Toys 'R Us
It may not be a the top of most people’s “danger” list, but Toys ‘R Us is facing both falling sales and a $646 million term loan coming due next year, notes Howard Davidowitz, chairman of Davidowitz & Associates Inc., a New York City-based retail consulting and investment banking firm. The company’s total long-term debt load is greater than $5.6 billion. Meanwhile, during the 2014 holiday season, Toys ‘R Us’ domestic same-store sales fell 5.0 percent. If whatever ails the chain is not fixed in the near future, expect a large-scale internal restructuring, including a considerable number of store closings, Davidowitz warns. The retailer currently operates 893 stores in U.S., Puerto Rico and Guam.
Aeropostale
If the real estate industry learned anything in the past few years, it’s that specialty chains that don’t occupy the market-leading position in their sector end up either swallowed up by their competitors or exit the game. Aeropostale is that chain in the teen apparel segment, which is struggling as a whole. It closed 75 stores in the fourth quarter and already announced plans to close up to 75 stores in 2015. During the all-important holiday season, its same-store sales fell 9 percent, and that included e-commerce. Aeropostale’s management now talks in terms of lower than expected operating losses, rather than growth or gains. The company may have to take some drastic measures to right itself or it may be a goner by the time the next holiday season comes about.
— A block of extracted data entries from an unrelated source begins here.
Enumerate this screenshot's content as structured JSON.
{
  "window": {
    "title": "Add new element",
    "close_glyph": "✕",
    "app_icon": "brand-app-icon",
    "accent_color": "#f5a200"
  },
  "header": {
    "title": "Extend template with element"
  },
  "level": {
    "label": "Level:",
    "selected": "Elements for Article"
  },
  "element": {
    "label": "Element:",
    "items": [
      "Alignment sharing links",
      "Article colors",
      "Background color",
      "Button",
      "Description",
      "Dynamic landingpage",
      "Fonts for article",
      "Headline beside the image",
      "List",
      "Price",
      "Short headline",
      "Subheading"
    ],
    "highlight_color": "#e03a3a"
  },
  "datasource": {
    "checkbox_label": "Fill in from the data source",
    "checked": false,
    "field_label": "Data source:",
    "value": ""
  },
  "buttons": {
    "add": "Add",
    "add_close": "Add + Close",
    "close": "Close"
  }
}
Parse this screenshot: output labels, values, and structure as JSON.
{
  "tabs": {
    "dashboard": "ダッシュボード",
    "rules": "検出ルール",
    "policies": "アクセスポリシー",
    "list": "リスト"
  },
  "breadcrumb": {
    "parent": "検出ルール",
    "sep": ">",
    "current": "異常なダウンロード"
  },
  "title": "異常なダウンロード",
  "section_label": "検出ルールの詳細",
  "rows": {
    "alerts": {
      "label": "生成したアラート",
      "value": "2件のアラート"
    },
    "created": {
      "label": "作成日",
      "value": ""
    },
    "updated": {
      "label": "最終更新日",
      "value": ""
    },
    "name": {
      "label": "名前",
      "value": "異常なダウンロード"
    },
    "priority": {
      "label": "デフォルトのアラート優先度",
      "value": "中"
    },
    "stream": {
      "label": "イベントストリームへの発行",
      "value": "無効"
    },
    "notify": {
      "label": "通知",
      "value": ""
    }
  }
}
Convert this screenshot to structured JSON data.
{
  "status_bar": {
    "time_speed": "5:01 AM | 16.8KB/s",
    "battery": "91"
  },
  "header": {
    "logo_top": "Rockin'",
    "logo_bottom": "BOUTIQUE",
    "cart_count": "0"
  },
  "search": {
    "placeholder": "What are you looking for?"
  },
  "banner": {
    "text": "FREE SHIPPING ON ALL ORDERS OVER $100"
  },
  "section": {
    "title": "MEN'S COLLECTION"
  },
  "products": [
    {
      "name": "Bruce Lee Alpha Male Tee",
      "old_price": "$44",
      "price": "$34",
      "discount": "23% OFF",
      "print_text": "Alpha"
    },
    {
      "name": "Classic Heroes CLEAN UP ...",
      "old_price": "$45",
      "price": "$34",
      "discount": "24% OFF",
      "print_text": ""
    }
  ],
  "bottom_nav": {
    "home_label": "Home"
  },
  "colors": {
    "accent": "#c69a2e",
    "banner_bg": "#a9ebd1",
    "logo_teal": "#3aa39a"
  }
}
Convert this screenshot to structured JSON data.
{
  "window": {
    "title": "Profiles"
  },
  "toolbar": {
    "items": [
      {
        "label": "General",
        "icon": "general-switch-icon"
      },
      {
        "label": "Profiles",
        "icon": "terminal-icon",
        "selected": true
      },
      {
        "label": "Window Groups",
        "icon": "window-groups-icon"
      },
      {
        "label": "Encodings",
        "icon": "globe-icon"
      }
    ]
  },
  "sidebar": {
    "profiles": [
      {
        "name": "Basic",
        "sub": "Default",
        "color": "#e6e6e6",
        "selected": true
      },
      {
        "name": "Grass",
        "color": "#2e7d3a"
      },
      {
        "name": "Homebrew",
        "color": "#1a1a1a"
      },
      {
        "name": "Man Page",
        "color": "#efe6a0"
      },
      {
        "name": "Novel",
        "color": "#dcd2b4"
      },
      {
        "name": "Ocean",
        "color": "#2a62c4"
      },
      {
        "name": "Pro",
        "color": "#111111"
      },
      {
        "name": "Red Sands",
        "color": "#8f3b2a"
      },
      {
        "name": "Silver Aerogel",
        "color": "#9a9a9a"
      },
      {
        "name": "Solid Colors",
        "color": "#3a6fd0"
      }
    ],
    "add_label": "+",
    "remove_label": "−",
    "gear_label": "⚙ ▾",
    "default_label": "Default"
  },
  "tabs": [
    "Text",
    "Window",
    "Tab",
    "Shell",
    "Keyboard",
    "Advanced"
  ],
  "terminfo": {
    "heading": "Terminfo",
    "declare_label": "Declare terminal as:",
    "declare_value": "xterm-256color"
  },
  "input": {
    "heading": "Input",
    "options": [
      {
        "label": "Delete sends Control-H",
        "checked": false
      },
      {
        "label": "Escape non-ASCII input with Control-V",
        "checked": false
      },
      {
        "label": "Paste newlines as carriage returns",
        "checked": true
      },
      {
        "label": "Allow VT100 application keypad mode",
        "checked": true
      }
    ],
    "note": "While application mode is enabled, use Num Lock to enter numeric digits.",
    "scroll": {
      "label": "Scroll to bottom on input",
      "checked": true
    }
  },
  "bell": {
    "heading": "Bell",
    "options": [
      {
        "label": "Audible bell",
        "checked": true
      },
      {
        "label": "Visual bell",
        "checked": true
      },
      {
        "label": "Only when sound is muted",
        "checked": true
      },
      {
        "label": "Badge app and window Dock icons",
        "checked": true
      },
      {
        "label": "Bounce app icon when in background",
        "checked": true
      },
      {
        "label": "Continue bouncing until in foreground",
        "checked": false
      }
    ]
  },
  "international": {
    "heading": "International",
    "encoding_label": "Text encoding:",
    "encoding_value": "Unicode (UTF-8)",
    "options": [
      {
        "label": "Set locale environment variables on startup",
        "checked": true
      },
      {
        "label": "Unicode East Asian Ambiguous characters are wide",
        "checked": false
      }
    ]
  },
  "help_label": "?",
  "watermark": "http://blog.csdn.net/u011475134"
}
Aeropostale operates approximately 900 Aeropostale and 100 P.S. from Aeropostale stores in the U.S., Puerto Rico and Canada.
Cache
Cache may escape the close scrutiny afforded to Aeropostale because of its lower profile, but it’s not good news when a chain is publicly described as “the next specialty retailer to bite the dust.” From January through September 2014, the most recent period for which data is available, same-store sales fell 6.2 percent. In December, Cache’s management revealed it was approached about a potential buyout, which for troubled retailers usually means store closings (provided a sale takes place). The company currently operates 238 locations around the country.
RadioShack
Over the past year, RadioShack’s management has tried everything, from store remodeling to store closings to negotiations for debt relief, but the chain is now reportedly preparing for a bankruptcy filing and liquidation may not be far behind. With the advent of digital everything, combined with Amazon’s relentless assault, bricks-and-mortar electronics retailers are a dying breed. Even sector leader Best Buy continues to experience difficulties, and RadioShack hasn’t been on its A game for quite some time. During its third quarter, ended Nov. 1, same-store sales fell 13.4 percent. The company faces a debt load of $841.5 million, with total liquidity of $62.5 million. RadioShack operates approximately 4,000 stores in the U.S. and Mexico.
Wet Seal
The teen apparel chain is doing so poorly it simply walked away from its leases when it announced it would close 338 stores this month, representing about two thirds of its 532-store portfolio. In its third fiscal quarter, same-store sales declined a whopping 14.5 percent. Since the store closings came after Wet Seal’s landlords declined to grant the retailer rent concessions, a bankruptcy was virtually inevitable, notes Davidowitz, and the retailer filed for Chapter 11 on January 15. “The landlords were going to sue,” he says. Wet Seal executives hope that a financing offer from B. Riley Co. LLC will help it stay in business, but how this story plays out remains to be seen.